System Time (s) # Mappings # Unique Scores Incoherence Analysis
Precision  Recall  F-measure Unsat. Degree
AML 82 3,109 442 0.806 0.881 0.842 2 0.013%
LogMap 9 2,668 33 0.867 0.805 0.835 3 0.019%
LogMapBio 1,447 2,855 88 0.830 0.828 0.829 2 0.013%
LogMapLt 9 3,458 70 0.676 0.819 0.741 5,554 36.1%
Wiktionary 14,136 4,067 507 0.601 0.863 0.709 8,128 52.8%
ATBox 41 2,807 265 0.696 0.688 0.692 9,313 60.5%
Table 3: Results for the largebio task 2.


3. Results for the FMA-SNOMED matching problem

Task 3: FMA-SNOMED small fragments

System Time (s) # Mappings # Unique Scores Incoherence Analysis
Precision  Recall  F-measure Unsat. Degree
AML 101 6,988 905 0.923 0.762 0.835 0 0%
LogMapBio 1,643 6,530 112 0.930 0.702 0.800 1 0.004%
LogMap 52 6,282 1 0.947 0.690 0.798 1 0.004%
ATBox 8 6,179 231 0.972 0.648 0.778 8,271 35.1%
Wiktionary 697 1,723 32 0.960 0.218 0.355 774 3.3%
LogMapLt 2 1,642 3 0.968 0.208 0.342 771 3.3%
Table 4: Results for the largebio task 3.

Task 4: FMA whole ontology with SNOMED large fragment

System Time (s) # Mappings # Unique Scores Incoherence Analysis
Precision  Recall  F-measure Unsat. Degree
LogMapBio 7,046 6,470 162 0.832 0.648 0.729 0 0%
LogMap 624 6,540 271 0.811 0.642 0.717 0 0%
AML 181 8,163 2,818 0.685 0.710 0.697 0 0%
Wiktionary 24,379 2,034 227 0.782 0.218 0.341 989 3.0%
LogMapLt 15 1,820 26 0.851 0.208 0.334 974 2.9%
ATBox 54 1,880 124 0.801 0.207 0.329 958 2.9%
Table 5: Results for the largebio task 4.
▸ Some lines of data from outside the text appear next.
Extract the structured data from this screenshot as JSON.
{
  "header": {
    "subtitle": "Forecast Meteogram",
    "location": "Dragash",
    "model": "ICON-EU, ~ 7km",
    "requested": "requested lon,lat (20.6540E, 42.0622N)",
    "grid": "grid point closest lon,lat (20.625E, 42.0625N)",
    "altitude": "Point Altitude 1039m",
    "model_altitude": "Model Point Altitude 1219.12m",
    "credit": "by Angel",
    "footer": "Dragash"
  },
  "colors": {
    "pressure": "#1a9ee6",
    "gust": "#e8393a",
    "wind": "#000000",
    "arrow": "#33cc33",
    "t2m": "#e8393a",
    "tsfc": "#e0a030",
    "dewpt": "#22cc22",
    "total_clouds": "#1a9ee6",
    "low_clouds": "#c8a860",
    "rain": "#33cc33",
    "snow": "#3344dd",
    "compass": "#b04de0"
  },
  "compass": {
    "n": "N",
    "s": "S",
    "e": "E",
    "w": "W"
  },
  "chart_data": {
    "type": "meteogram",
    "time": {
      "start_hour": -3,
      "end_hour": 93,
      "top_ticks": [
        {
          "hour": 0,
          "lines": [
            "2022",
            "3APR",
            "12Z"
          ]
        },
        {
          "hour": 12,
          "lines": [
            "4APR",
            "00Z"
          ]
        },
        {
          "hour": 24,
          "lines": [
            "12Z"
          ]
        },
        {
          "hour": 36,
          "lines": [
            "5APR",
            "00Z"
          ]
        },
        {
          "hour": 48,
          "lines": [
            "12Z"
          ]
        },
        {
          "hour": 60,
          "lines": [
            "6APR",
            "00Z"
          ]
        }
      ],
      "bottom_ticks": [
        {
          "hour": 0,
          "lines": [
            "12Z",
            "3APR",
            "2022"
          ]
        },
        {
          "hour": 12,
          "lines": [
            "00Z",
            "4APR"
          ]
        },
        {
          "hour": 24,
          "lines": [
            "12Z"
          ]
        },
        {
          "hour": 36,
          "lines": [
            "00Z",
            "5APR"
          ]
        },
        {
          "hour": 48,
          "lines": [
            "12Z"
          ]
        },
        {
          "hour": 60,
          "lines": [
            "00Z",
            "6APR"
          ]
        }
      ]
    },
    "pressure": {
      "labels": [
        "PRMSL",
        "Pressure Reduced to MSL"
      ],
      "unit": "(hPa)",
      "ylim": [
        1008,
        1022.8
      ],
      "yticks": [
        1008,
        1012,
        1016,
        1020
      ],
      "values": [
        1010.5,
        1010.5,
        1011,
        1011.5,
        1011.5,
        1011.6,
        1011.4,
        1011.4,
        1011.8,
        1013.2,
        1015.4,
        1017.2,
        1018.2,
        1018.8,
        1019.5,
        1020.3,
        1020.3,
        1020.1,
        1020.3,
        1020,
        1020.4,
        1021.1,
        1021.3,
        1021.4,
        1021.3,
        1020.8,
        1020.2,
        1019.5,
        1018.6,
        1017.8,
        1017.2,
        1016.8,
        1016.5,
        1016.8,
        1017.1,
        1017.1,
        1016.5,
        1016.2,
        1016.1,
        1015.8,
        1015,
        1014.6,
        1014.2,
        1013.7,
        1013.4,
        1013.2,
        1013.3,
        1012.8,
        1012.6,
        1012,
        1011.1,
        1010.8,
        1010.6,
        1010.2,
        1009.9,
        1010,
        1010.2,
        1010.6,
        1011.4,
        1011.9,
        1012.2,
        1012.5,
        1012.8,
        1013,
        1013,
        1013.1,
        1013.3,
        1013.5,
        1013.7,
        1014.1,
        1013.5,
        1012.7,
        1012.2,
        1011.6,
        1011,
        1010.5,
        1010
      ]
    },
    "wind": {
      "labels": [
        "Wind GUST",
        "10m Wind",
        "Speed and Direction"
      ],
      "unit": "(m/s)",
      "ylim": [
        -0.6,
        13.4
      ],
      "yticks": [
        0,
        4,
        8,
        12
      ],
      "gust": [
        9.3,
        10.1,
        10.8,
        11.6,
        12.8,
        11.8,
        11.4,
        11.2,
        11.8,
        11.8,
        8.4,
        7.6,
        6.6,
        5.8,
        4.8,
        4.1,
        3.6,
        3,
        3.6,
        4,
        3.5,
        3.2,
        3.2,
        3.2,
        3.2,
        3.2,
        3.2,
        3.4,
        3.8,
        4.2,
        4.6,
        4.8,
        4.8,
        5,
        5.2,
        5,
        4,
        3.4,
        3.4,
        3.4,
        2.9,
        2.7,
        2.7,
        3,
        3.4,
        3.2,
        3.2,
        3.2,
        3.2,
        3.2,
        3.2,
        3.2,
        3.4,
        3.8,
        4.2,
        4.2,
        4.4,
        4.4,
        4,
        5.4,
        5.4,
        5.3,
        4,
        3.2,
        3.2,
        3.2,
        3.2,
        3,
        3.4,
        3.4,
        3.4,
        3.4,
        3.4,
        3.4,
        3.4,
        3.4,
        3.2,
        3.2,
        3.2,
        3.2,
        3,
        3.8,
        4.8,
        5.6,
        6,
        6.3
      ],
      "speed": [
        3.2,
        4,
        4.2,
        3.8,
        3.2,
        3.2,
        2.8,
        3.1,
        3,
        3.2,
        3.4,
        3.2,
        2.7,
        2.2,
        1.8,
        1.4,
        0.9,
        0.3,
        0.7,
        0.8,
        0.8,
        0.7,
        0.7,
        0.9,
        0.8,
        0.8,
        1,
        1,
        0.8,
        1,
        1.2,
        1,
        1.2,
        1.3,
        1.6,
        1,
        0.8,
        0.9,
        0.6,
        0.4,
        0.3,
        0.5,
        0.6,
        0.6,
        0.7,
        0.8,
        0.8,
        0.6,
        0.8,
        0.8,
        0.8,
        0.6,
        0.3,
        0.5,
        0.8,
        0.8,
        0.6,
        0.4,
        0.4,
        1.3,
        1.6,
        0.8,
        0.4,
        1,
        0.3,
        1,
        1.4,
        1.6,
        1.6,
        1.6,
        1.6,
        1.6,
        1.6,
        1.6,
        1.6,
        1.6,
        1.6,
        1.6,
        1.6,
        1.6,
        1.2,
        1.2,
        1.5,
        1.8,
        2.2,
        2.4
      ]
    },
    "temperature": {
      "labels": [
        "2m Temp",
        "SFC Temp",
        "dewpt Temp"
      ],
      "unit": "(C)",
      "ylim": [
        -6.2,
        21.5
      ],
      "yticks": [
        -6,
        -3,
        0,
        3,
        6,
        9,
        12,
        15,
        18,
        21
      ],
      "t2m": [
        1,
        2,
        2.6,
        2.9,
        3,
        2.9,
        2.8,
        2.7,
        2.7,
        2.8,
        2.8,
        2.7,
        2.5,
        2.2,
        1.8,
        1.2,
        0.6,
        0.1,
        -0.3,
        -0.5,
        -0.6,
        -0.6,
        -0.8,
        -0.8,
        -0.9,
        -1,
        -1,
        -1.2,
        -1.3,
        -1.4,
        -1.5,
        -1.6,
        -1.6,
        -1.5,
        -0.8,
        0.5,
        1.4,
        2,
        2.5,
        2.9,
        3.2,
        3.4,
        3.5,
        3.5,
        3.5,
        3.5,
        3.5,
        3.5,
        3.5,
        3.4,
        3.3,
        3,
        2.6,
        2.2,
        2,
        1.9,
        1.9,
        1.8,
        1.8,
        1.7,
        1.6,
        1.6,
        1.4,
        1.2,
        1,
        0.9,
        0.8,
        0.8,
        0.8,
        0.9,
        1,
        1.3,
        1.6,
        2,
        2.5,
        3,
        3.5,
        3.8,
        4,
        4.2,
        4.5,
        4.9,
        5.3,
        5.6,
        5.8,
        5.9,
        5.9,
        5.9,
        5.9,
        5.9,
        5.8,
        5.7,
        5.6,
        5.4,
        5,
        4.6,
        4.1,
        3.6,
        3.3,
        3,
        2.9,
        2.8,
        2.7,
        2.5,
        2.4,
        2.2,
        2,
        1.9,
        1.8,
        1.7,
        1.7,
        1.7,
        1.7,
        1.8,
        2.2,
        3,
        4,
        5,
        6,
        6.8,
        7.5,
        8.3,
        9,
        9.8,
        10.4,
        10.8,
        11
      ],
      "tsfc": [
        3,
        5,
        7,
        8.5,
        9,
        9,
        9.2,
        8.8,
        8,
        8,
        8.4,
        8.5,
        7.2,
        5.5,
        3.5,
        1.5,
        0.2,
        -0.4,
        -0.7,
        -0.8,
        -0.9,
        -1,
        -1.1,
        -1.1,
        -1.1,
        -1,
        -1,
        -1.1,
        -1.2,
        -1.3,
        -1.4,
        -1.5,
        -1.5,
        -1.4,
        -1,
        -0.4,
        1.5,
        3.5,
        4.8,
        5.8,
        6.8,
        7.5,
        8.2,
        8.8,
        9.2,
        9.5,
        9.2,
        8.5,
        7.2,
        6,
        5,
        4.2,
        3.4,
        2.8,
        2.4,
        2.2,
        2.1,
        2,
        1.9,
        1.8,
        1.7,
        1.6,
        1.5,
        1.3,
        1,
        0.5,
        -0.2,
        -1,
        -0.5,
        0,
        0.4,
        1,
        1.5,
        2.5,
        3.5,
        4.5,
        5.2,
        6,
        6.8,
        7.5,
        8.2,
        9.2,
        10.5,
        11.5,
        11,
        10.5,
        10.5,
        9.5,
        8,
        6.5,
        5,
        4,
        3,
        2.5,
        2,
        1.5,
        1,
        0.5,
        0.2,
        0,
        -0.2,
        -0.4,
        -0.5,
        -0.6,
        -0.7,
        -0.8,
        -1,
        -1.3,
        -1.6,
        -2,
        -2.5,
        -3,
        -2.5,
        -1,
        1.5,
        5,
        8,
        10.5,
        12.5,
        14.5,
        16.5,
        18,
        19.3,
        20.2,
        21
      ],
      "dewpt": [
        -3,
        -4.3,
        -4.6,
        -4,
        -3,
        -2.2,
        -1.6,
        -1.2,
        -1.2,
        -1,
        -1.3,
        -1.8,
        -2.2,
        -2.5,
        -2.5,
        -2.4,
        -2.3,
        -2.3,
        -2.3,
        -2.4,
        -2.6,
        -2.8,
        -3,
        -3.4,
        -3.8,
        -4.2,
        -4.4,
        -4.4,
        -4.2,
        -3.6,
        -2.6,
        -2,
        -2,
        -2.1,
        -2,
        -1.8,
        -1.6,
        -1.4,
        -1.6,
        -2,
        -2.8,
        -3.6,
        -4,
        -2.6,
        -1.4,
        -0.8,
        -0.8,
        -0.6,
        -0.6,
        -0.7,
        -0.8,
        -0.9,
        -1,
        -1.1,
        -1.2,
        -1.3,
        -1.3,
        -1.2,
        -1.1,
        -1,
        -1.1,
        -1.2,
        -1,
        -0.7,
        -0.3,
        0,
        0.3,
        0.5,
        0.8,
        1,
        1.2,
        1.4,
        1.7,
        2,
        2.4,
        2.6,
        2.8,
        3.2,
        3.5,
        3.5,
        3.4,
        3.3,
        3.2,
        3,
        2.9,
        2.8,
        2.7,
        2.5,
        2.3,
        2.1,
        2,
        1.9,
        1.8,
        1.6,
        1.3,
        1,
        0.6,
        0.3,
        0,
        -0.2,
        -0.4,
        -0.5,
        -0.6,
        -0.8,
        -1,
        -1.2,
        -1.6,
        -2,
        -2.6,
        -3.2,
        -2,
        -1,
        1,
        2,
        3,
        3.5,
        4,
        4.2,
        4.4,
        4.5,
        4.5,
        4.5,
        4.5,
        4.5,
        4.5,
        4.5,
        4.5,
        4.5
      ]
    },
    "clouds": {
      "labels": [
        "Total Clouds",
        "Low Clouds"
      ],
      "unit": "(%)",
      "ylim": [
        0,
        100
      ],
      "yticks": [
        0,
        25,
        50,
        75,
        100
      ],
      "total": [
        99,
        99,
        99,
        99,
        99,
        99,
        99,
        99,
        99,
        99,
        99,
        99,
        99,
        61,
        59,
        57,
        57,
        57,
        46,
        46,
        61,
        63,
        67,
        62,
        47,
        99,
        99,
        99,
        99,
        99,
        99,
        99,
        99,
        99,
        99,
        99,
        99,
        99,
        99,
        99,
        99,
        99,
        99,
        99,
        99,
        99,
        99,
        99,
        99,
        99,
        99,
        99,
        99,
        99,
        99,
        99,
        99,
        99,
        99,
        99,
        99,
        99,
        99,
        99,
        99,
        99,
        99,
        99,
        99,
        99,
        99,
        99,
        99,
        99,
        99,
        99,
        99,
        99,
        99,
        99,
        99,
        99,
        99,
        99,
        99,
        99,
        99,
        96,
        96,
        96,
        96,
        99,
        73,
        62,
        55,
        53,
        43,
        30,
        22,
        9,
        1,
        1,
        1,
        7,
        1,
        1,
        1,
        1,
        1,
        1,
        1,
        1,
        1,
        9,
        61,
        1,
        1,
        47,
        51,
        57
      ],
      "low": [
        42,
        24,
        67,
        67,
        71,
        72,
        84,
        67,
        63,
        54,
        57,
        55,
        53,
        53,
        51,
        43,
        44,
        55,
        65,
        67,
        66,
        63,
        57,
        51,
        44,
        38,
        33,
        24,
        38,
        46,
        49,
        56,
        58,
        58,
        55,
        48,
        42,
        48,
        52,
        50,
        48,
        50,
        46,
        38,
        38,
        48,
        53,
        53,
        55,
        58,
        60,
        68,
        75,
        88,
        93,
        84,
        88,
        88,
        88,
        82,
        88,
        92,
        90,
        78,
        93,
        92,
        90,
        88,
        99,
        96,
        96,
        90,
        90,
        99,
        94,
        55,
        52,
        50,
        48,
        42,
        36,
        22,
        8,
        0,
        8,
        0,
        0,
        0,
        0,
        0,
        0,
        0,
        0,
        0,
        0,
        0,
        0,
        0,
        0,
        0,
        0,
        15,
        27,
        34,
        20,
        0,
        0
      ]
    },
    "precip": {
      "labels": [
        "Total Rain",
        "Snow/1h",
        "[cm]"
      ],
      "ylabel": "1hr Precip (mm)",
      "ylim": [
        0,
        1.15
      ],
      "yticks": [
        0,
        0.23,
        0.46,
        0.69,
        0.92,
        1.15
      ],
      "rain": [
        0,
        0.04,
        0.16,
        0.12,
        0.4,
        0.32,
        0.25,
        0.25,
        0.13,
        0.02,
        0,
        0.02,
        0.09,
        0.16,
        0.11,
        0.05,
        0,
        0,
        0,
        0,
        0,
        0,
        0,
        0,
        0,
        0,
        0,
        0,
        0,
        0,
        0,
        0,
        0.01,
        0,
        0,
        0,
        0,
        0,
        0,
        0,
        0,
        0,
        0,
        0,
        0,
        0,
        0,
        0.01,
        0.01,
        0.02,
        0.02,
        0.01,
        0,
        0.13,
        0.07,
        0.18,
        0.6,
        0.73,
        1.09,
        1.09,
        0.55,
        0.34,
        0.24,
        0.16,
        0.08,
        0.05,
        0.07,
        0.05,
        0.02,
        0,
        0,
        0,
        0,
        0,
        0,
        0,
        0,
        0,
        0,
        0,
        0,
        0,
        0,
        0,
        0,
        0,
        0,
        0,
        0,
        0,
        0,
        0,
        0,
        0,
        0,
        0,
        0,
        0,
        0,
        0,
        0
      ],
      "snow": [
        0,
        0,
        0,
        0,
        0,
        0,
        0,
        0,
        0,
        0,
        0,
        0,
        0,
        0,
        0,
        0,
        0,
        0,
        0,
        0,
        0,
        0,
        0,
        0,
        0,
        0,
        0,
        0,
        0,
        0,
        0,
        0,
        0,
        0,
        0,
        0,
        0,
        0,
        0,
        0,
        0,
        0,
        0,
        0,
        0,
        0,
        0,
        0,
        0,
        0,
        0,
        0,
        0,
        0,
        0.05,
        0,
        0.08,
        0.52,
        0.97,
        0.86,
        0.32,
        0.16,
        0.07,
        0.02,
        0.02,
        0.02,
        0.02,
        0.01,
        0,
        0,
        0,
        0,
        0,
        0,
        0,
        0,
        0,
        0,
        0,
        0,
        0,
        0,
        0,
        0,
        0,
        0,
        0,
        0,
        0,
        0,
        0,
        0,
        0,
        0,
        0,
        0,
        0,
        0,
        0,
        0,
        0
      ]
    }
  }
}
4. Results for the SNOMED-NCI matching problem

Task 5: SNOMED-NCI small fragments

System Time (s) # Mappings # Unique Scores Incoherence Analysis
Precision  Recall  F-measure Unsat. Degree
AML 629 14,740 2,428 0.906 0.746 0.818 ≥3,967 ≥5.3%
LogMapBio 2,489 13,595 767 0.913 0.694 0.789 ≥0 ≥0%
LogMap 9 12,462 12 0.957 0.666 0.785 ≥0 ≥0%
Wiktionary 2,926 11,260 216 0.941 0.578 0.716 ≥51,724 ≥68.9%
LogMapLt 9 10,921 86 0.949 0.566 0.709 ≥60,447 ≥80.5%
ATBox 34 9,763 53 0.970 0.517 0.674 ≥55,868 ≥74.4%
Table 6: Results for the largebio task 5.


Task 6: NCI whole ontology with SNOMED large fragment

System Time (s) # Mappings # Unique Scores Incoherence Analysis
Precision  Recall  F-measure Unsat. Degree
AML 381 14,196 2,209 0.862 0.687 0.765 ≥535 ≥0.6%
LogMap 719 13,230 105 0.874 0.650 0.746 ≥1 ≥0.001%
LogMapBio 4,069 13,495 929 0.825 0.625 0.711 ≥0 ≥0%
LogMapLt 18 12,864 525 0.798 0.566 0.662 ≥72,865 ≥87.1%
Wiktionary 18,361 13,668 1,188 0.765 0.577 0.658 ≥68,466 ≥81.8%
ATBox 75 10,621 245 0.870 0.509 0.642 ≥65,543 ≥78.3%
Table 7: Results for the largebio task 6.